Ads not by this site
Ads not by this site


Sunan Drajat merupakan satu dari sembilan wali yang terkenal disebut Wali Songo. Sunan yang terkenal akan kedermawannya ini, diketahui punya banyak nama, diantaranya adalah Raden Qasim atau Kasim, Masaikh Munat, Pangeran Kadrajat, Pangeran Syarifudin, Syekh Masakeh, Maulana Hasyim, Raden Imam, Sunan Muryapada, dan Sunan Mahmud. Sunan Drajat merupakan putra dari Sunan Ampel dari pernikahannya dengan Nyi Ageng Manila alias Dewi Condrowati. Raden Qosim merupakan satu dari empat bersaudara. Saudara-saudaranya antara lain adalah  Sunan Bonang, Siti Muntisiyah (istri Sunan Giri), Nyi Ageng Maloka (istri Raden Patah), dan seorang putri yang merupakan istri Sunan Kalijaga.

Sunan Drajat -shalimow.com
Dikisahkan, Sunan drajat menghabiskan masa kanank-kanak dan remajanya di kampung halamannya di Ampel Denta, Surabaya. Setelah dewasa, beliau diperintahkan oleh ayahandanya, Sunan Ampel, untuk berdakwah ke pesisir barat Gresik. Perjalanan ke Gresik ini merangkumkan sebuah kisah, yang nantinya berkembang menjadisebuah legenda. Maka, berlayarlah Sunan Drajat. Dari Surabaya, dengan menumpang biduk nelayan. Di tengah perjalananannya, perahu yang ditumpangi Sunan drajat terseret badai dan kemudian pecah dihantam ombak di daerah Lamongan, sebelah barat Gresik. Sunan Dajat selamat dengan berpegangan pada dayung perahu. Selanjutnya, beliau ditolong oleh ikan cucut dan ikan talang (ada juga yang menyebut ikan cakalang). Dengan menunggang pada kedua ikan tersebut, Sunan Drajat berhasil mendarat di sebuah tempat yang kemudian dikenal sebagai Kampung Jelak, Banjarwati. Berdasarkan sejarah, peristiwa ini terjadi sekitar tahun 1485 Masehi. Di sana, Sunan Drajat disambut baik oleh tetua kampung bernama Mbah dan Mbah Mayang Madu.

Dikisahkan,, dua tokoh tersebut sudah diislamkan oleh pendakwah asal Surabaya, yang juga terdampar di tempat itu beberapa tahun sebelumnya.

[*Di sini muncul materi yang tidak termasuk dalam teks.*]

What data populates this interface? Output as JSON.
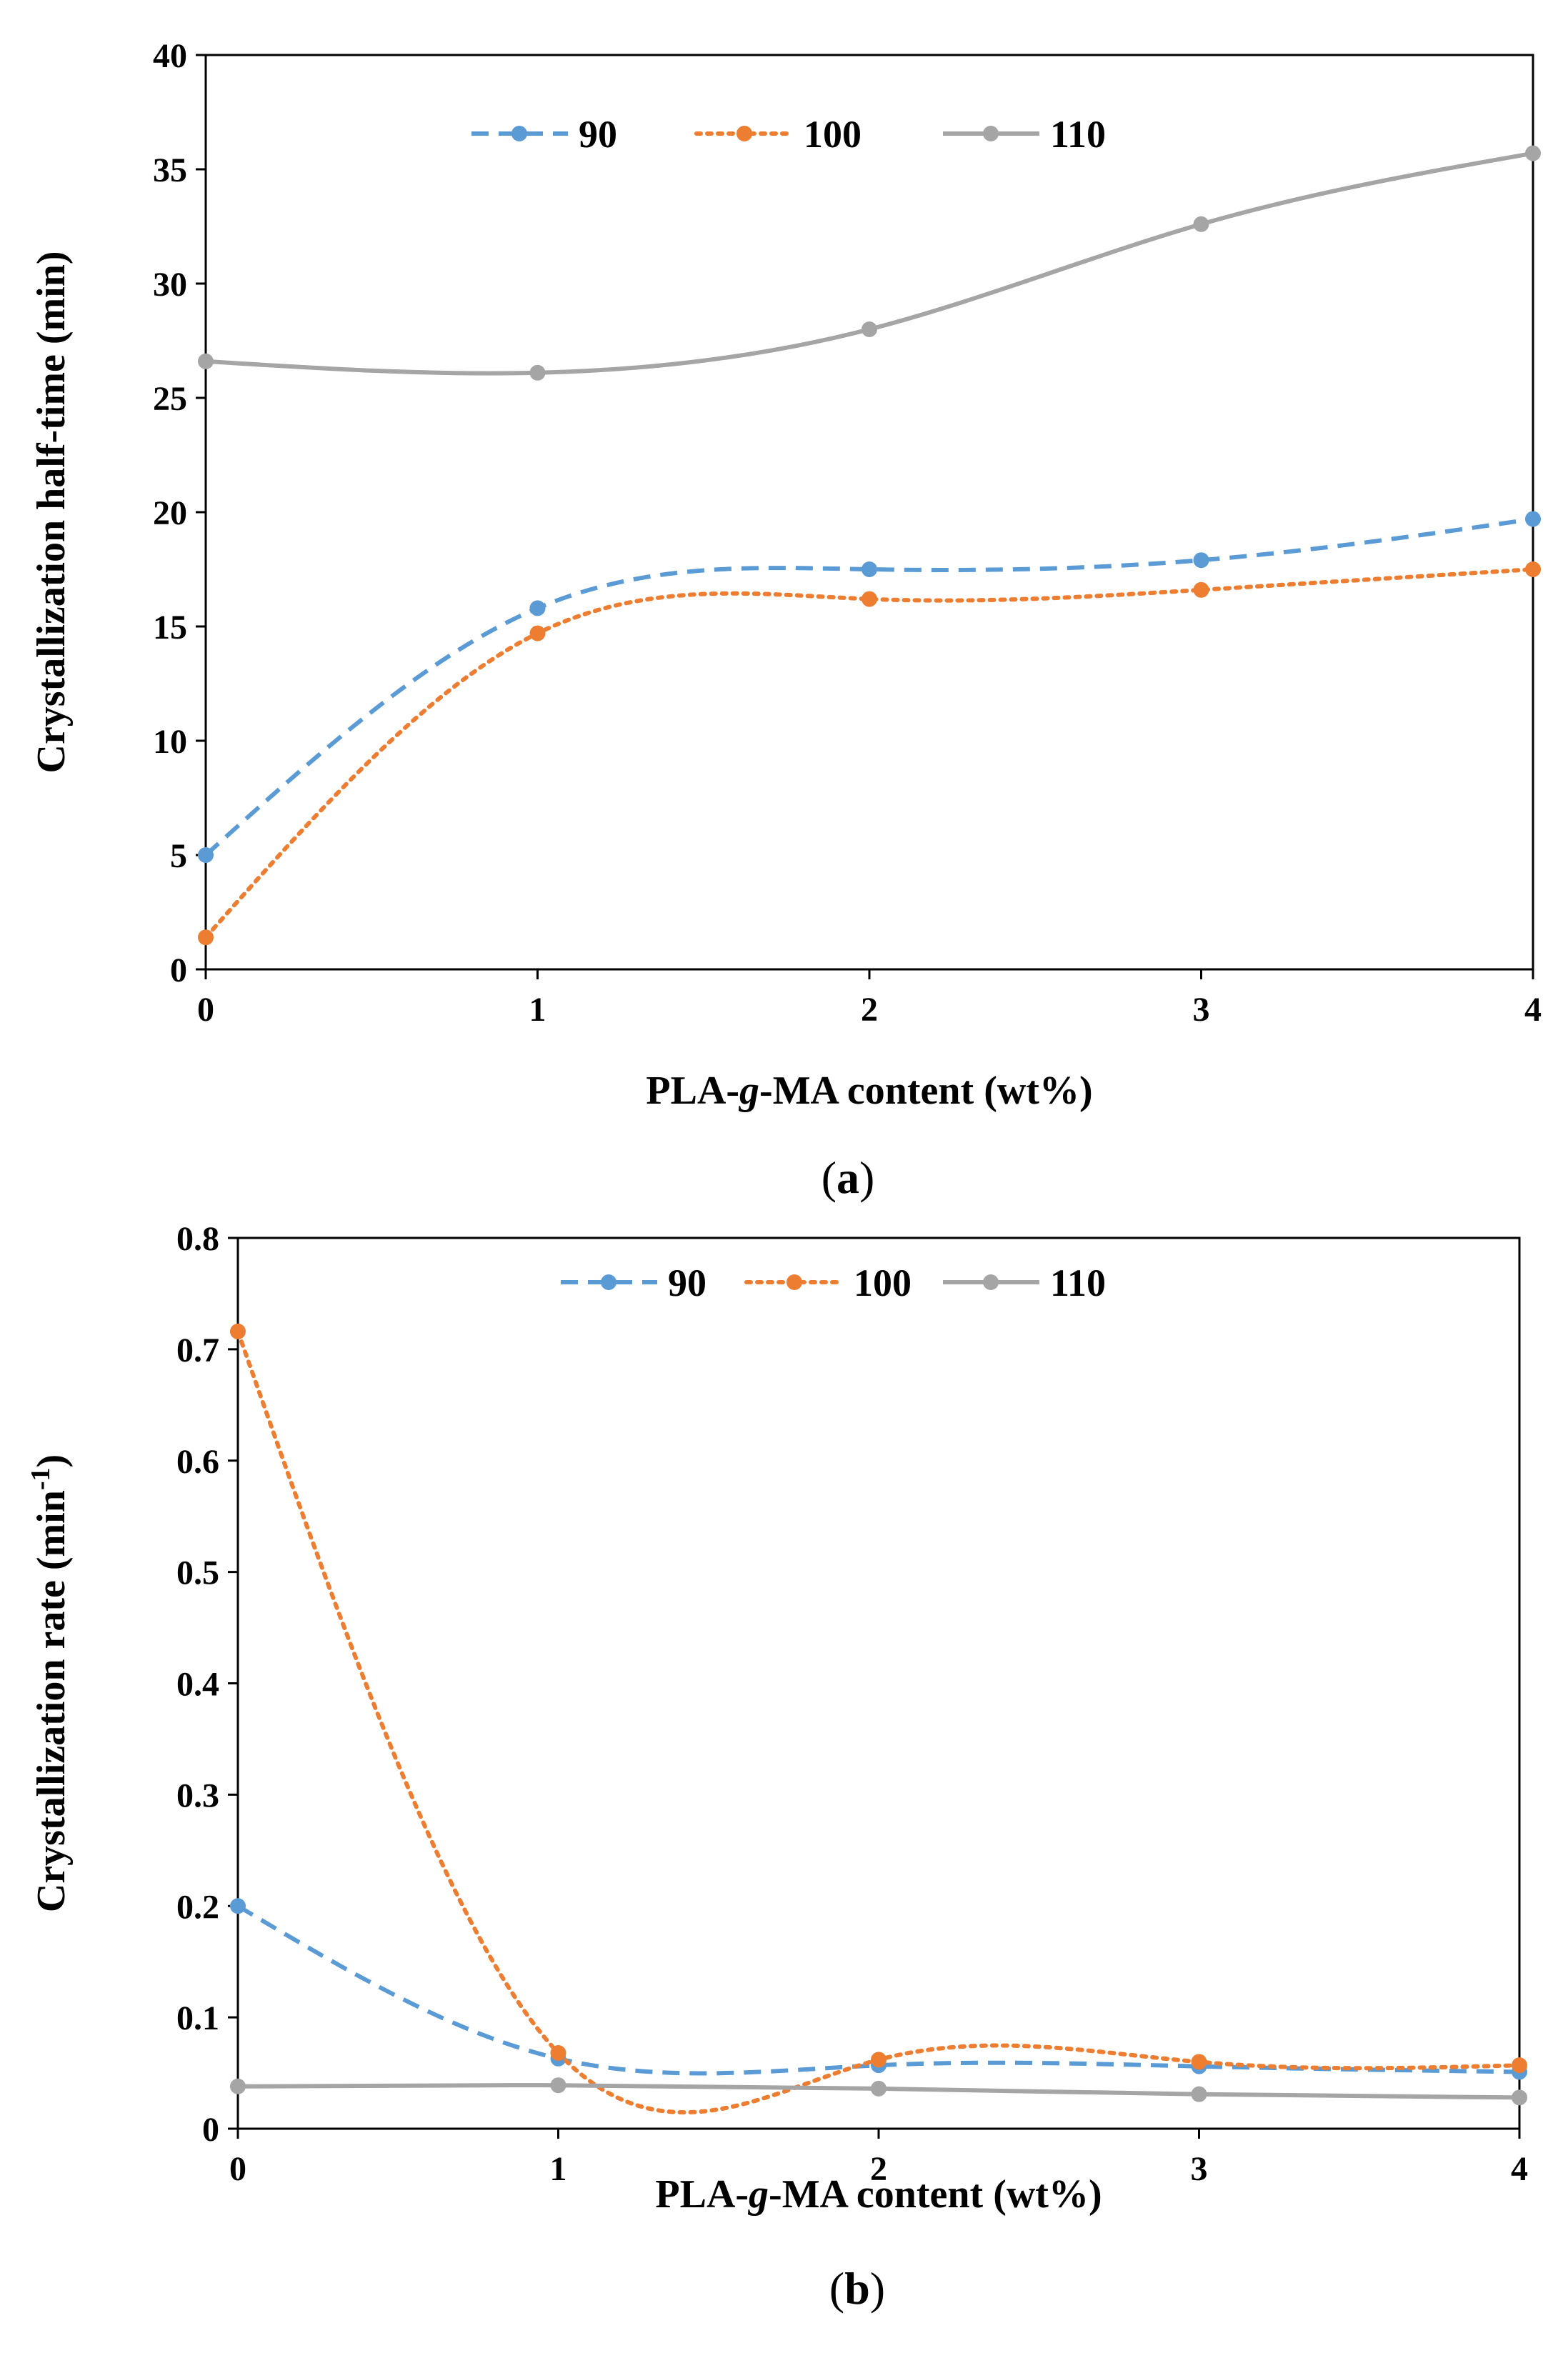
{
  "chart_data": [
    {
      "type": "line",
      "panel": "(a)",
      "x": [
        0,
        1,
        2,
        3,
        4
      ],
      "xlim": [
        0,
        4
      ],
      "xticks": [
        "0",
        "1",
        "2",
        "3",
        "4"
      ],
      "ylim": [
        0,
        40
      ],
      "yticks": [
        "0",
        "5",
        "10",
        "15",
        "20",
        "25",
        "30",
        "35",
        "40"
      ],
      "xlabel": "PLA-g-MA content (wt%)",
      "ylabel": "Crystallization half-time (min)",
      "legend_position": "top-center",
      "series": [
        {
          "name": "90",
          "color": "#5B9BD5",
          "dash": "dashed",
          "values": [
            5.0,
            15.8,
            17.5,
            17.9,
            19.7
          ]
        },
        {
          "name": "100",
          "color": "#ED7D31",
          "dash": "dotted",
          "values": [
            1.4,
            14.7,
            16.2,
            16.6,
            17.5
          ]
        },
        {
          "name": "110",
          "color": "#A5A5A5",
          "dash": "solid",
          "values": [
            26.6,
            26.1,
            28.0,
            32.6,
            35.7
          ]
        }
      ]
    },
    {
      "type": "line",
      "panel": "(b)",
      "x": [
        0,
        1,
        2,
        3,
        4
      ],
      "xlim": [
        0,
        4
      ],
      "xticks": [
        "0",
        "1",
        "2",
        "3",
        "4"
      ],
      "ylim": [
        0,
        0.8
      ],
      "yticks": [
        "0",
        "0.1",
        "0.2",
        "0.3",
        "0.4",
        "0.5",
        "0.6",
        "0.7",
        "0.8"
      ],
      "xlabel": "PLA-g-MA content (wt%)",
      "ylabel": "Crystallization rate (min-1)",
      "legend_position": "top-center",
      "series": [
        {
          "name": "90",
          "color": "#5B9BD5",
          "dash": "dashed",
          "values": [
            0.2,
            0.063,
            0.057,
            0.056,
            0.051
          ]
        },
        {
          "name": "100",
          "color": "#ED7D31",
          "dash": "dotted",
          "values": [
            0.716,
            0.068,
            0.062,
            0.06,
            0.057
          ]
        },
        {
          "name": "110",
          "color": "#A5A5A5",
          "dash": "solid",
          "values": [
            0.038,
            0.039,
            0.036,
            0.031,
            0.028
          ]
        }
      ]
    }
  ]
}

Sunan Drajat lantas menetap di Jelak, dan menikah dengan Kemuning, putri dari Mbah Mayang Madu. Di Jelak, Raden Qasim kemudian mendirikan sebuah surau, dan akhirnya menjadi pesantren tempat mengaji ratusan penduduk. Jelak, yang mulanya hanyalah dusun kecil yang terpencil, lama kelamaan tumbuh menjadi kampung yang besar dan ramai. Namanya pun berubah menjadi Banjaranyar. 3 tahun kemudian, Sunan Drajat pindah ke selatan, sekitar satu kilometer dari Jelak, menuju tempat yang lebih tinggi dan terbebas dari banjir pada musim hujan. Tempat tersebut kemudian  dinamai Desa Drajat. Dari sinilah beliau mulai mendapatkan gelar Sunan Drajat.

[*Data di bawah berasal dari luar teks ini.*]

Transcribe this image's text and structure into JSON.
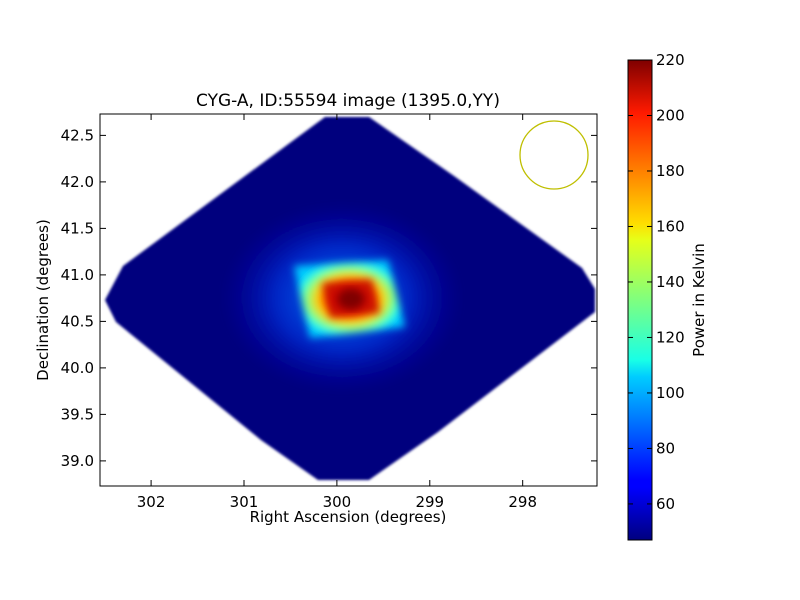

Akan tetapi, Sunan Drajat masih menganggap lokasi tersebut belum strategis untuk dijadikan pusat dakwah Islam. Sunan Drajat kemudian diberi izin oleh Sultan Demak, yang merupakan penguasa Lamongan waktu itu, untuk membuka lahan baru di wilayah perbukitan yang ada di selatan. Lahan yang masih berupa hutan belantara tersebut dikenal oleh penduduk sekitar sebagai daerah yang angker. Berdasarkan sahibul kisah, banyak makhluk halus yang marah saat pembukaan lahan tersebut. Mereka lantas meneror penduduk di malam hari, dan menyebarkan penyakit. Akan tetapi, berkat kesaktiannya, Sunan Drajat mampu mengatasinya. Sesudah pembukaan lahan selesai, Sunan Drajat bersama para pengikutnya kemudian membangun permukiman baru, seluas sekitar 9 hektar.

Atas petunjuk Sunan Giri, melalui mimpi, Sunan Drajat menempati sisi perbukitan selatan, yang sata ini menjadi kompleks pemakaman, dan disebut Ndalem Duwur. Sunan Drajat kemudian mendirikan masjid sedikit jauh di bagian barat tempat tinggalnya. Masjid inilah yang kemudian menjadi tempat dakwah beliau  menyampaikan ajaran Islam kepada penduduk. Sunan Drajat menghabiskan sisa hidupnya di Ndalem Duwur, sampai beliau akhirnya wafat pada tahn 1522. Di tempat ini saat ini dibangun sebuah museum sebagai tempat penyimpanan barang-barang peninggalan Sunan Drajat (termasuk dayung perahu yang dulu pernah menyelamatkannya). Sementara lahan bekas tempat tinggal Sunan Drajat saat ini dibiarkan kosong, dan dikeramatkan.Sunan Drajat terkenal akan kearifan dan kedermawanannya. Beliau menurunkannya kepada para pengikutnya kaidah tak saling menyakiti, baik itu melalui perkataan ataupun perbuatan. ''Bapang den simpangi, ana catur mungkur,'' demikian petuah beliau. Yang kurang lebih maksudnya adalah, "jangan mendengarkan pembicaraan yang menjelek-jelekkan orang lain, apalagi melakukan perbuatan itu". Sunan Drajat memperkenalkan Islam dengan konsep dakwah bil-hikmah, dengan cara bijak, tanpa paksaan. Dalam menyampaikan ajarannya, Sunan Drajat menempuh  5 metode. Pertama, melalui pengajian secara langsung di masjid ataupun langgar. Kedua, dengan menyelenggarakan pendidikan di pesantren. Ketiga, memberi fatwa dan petuahnya dalam menyelesaikan masalah. keempat, dengan kesenian tradisional. Sunan Drajat seringkali berdakwah melalui tembang pangkur dengan iringan gending. Kelima, beliau juga menyampaikan ajaran Islam melalui ritual adat tradisional, asalkan tidak bertentangan dengan ajaran Islam.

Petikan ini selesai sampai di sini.